The abstract models which serve as the theory are fleshed out with specific case studies and familiar dynamics.
Despite the complexity of the subject, "The 10,000 Year Explosion" is clearly written and compellingly argued. The book is devoted to refuting the idea that human evolution stopped 10,000 or 50,000 years ago, as some have argued. Rather, humans are constantly adapting to diseases, cultural innovations, and myriad other changes in the environment. As Cochran and Harpending point out in the Overview to their book, "humans have changed significantly in body and mind over recorded history.

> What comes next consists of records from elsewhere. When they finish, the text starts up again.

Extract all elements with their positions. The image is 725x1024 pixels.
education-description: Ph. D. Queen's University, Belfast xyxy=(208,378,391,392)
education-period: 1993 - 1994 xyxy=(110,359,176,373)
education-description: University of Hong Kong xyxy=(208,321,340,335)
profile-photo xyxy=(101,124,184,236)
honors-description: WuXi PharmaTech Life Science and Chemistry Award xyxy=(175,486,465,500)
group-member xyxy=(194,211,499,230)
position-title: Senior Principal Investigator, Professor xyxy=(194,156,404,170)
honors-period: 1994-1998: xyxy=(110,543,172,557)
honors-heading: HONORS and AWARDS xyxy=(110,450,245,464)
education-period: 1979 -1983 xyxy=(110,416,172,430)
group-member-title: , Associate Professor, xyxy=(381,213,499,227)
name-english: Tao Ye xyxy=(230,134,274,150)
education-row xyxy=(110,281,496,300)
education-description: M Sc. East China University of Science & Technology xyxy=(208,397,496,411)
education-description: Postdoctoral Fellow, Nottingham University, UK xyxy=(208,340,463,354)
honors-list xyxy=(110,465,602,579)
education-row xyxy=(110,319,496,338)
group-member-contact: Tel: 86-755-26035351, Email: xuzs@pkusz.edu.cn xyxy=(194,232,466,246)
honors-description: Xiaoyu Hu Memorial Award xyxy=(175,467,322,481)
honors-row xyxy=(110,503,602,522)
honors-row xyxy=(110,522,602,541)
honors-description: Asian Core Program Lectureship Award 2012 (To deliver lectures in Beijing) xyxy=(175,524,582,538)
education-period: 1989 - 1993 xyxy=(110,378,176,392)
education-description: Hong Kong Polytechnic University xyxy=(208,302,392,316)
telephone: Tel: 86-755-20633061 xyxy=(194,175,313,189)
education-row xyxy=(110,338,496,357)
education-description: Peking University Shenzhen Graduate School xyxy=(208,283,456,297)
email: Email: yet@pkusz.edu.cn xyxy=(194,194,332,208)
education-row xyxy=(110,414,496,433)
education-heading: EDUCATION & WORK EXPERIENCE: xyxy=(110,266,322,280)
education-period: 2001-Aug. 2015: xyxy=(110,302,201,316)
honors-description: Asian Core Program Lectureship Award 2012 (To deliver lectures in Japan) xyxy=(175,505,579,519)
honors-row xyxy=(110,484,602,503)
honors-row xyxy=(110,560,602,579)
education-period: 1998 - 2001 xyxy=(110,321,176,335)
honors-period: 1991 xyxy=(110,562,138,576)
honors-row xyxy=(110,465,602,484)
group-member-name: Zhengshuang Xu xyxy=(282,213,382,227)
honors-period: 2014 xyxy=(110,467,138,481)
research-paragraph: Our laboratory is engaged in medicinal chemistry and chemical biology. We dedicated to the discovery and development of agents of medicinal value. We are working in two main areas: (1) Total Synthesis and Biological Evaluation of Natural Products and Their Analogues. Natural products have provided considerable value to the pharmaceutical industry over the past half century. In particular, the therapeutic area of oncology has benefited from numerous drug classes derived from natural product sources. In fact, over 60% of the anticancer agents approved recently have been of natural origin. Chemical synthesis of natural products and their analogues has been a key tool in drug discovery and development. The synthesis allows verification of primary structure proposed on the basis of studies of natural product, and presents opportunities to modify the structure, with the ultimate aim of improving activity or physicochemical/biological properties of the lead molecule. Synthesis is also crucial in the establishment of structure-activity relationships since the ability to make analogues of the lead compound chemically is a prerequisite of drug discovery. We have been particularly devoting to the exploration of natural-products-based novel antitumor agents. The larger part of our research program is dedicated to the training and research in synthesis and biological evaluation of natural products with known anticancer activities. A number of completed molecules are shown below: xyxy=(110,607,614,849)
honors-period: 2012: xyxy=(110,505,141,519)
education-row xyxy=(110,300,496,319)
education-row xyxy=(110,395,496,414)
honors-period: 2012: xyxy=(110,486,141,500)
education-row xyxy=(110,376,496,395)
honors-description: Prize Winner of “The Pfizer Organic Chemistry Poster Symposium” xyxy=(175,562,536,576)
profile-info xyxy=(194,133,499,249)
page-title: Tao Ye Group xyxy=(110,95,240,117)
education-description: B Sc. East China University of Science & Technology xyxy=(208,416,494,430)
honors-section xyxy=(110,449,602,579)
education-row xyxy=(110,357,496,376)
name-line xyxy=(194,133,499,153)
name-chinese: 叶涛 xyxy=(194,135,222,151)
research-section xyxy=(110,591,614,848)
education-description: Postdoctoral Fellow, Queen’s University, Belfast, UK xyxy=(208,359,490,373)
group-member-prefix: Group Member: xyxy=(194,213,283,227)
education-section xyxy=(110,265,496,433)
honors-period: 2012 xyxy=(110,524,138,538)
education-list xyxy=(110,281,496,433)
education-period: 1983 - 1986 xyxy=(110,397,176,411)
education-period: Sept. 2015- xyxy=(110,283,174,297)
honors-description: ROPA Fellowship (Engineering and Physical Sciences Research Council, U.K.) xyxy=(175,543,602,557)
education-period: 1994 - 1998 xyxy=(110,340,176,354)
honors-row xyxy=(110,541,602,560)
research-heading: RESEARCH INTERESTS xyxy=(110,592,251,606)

Sargon and Imhotep were different from you genetically as well as culturally."
At some level, the idea is plainly correct. Sickle cell anemia, for example, results from an adaptation to malaria. Those who had the gene were more likely to live long enough to have offspring, so the genes that code for malaria resistance are much more frequent in populations originating from areas where malaria has been historically common.
The same principle explains why the New World's inhabitants were almost completely wiped out by diseases imported from the Old World--by some estimates, mortality approached 90% of the pre-1492 population of North America and South America. The denizens of the Old World had been pastoralists and farmers much longer than their New World counterparts, and so had been exposed to a host of nasty diseases that originate from domesticated animals (e.g., smallpox). The farmers who were lucky enough to have a genetic adaptation that could resist the diseases passed the adaptation along to their offspring, and over hundreds or thousands of years the genetic defense swept through the whole population. By the time Columbus reached the New World, he and has compatriots had evolved to resist the Old World's diseases.